La soirée a démarré avec le documentaire «Notre Bien commun». Il présentait des initiatives citoyennes, dont la solidarité est le message principal. Divers collectifs citoyens ont été présentés: coopératives énergétiques, coopératives de soins, coopératives d’agriculteurs et citoyens bio.

Après nous avons discuter les règles budgétaires européennes qui font en sorte que les pouvoirs publics locaux n’arrivent quasiment plus à investir, parce que les coûts ne peuvent pas être répartis sur le long terme.
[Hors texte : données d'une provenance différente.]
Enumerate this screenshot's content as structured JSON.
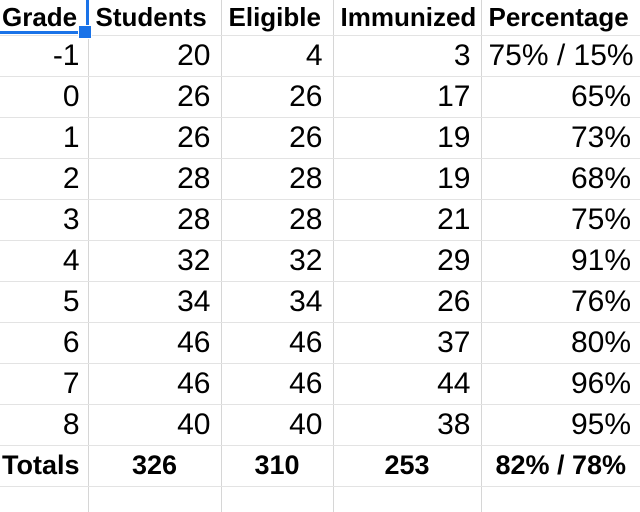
{
  "sheet": {
    "columns": [
      "Grade",
      "Students",
      "Eligible",
      "Immunized",
      "Percentage"
    ],
    "rows": [
      [
        "-1",
        "20",
        "4",
        "3",
        "75% / 15%"
      ],
      [
        "0",
        "26",
        "26",
        "17",
        "65%"
      ],
      [
        "1",
        "26",
        "26",
        "19",
        "73%"
      ],
      [
        "2",
        "28",
        "28",
        "19",
        "68%"
      ],
      [
        "3",
        "28",
        "28",
        "21",
        "75%"
      ],
      [
        "4",
        "32",
        "32",
        "29",
        "91%"
      ],
      [
        "5",
        "34",
        "34",
        "26",
        "76%"
      ],
      [
        "6",
        "46",
        "46",
        "37",
        "80%"
      ],
      [
        "7",
        "46",
        "46",
        "44",
        "96%"
      ],
      [
        "8",
        "40",
        "40",
        "38",
        "95%"
      ]
    ],
    "totals": [
      "Totals",
      "326",
      "310",
      "253",
      "82% / 78%"
    ],
    "selection": {
      "selected_cell": "Grade"
    },
    "colors": {
      "selection_blue": "#1a73e8",
      "gridline_vertical": "#d6d6d6",
      "gridline_horizontal": "#e3e3e3",
      "text": "#000000",
      "background": "#ffffff"
    }
  }
}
Grâce à cela, un milliardaire comme Fernand Huts (Huts est le milliardaire propriétaire de l’entreprise «Katoen Natie») a pu acheter des terrains de valeur du Centres Publics d’Action Sociale (CPAS) pour des clopinettes.

«La situation serait moins précaire si l’Europe avait pu renoncer beaucoup plus tôt à ses règles budgétaires. Pourquoi des pouvoirs publics ne pourraient-ils pas s’endetter afin de financer une infrastructure qui est productive à long terme et bonne pour l’économie?» dit Paul De Grauwe. 

Les règles budgétaires européennes, qui d’ailleurs ne fonctionnent pas, empêchent d’investir dans la ville de Gand.

Après des débats constructifs, tout le monde s’est mis d’accord avec plusieurs développements:
– La privatisation s’impose de plus en plus : la responsabilité est laissée à l’individu.
– Nous devons anticiper les privatisations ultérieures, car déprivatiser coûte très cher.
– Les syndicats et les mutuelles sont le dernier rempart contre la privatisation.
– La résistance à la politique néolibérale croît.

DiEM25 et ses partenaires du printemps européens, de France, du Danemark, d’Allemagne, etc., plaident pour une politique contre l’austérité, le néolibéralisme et les futures privatisations. Et nous allons porter notre New Deal programme aux élections européennes de 2019.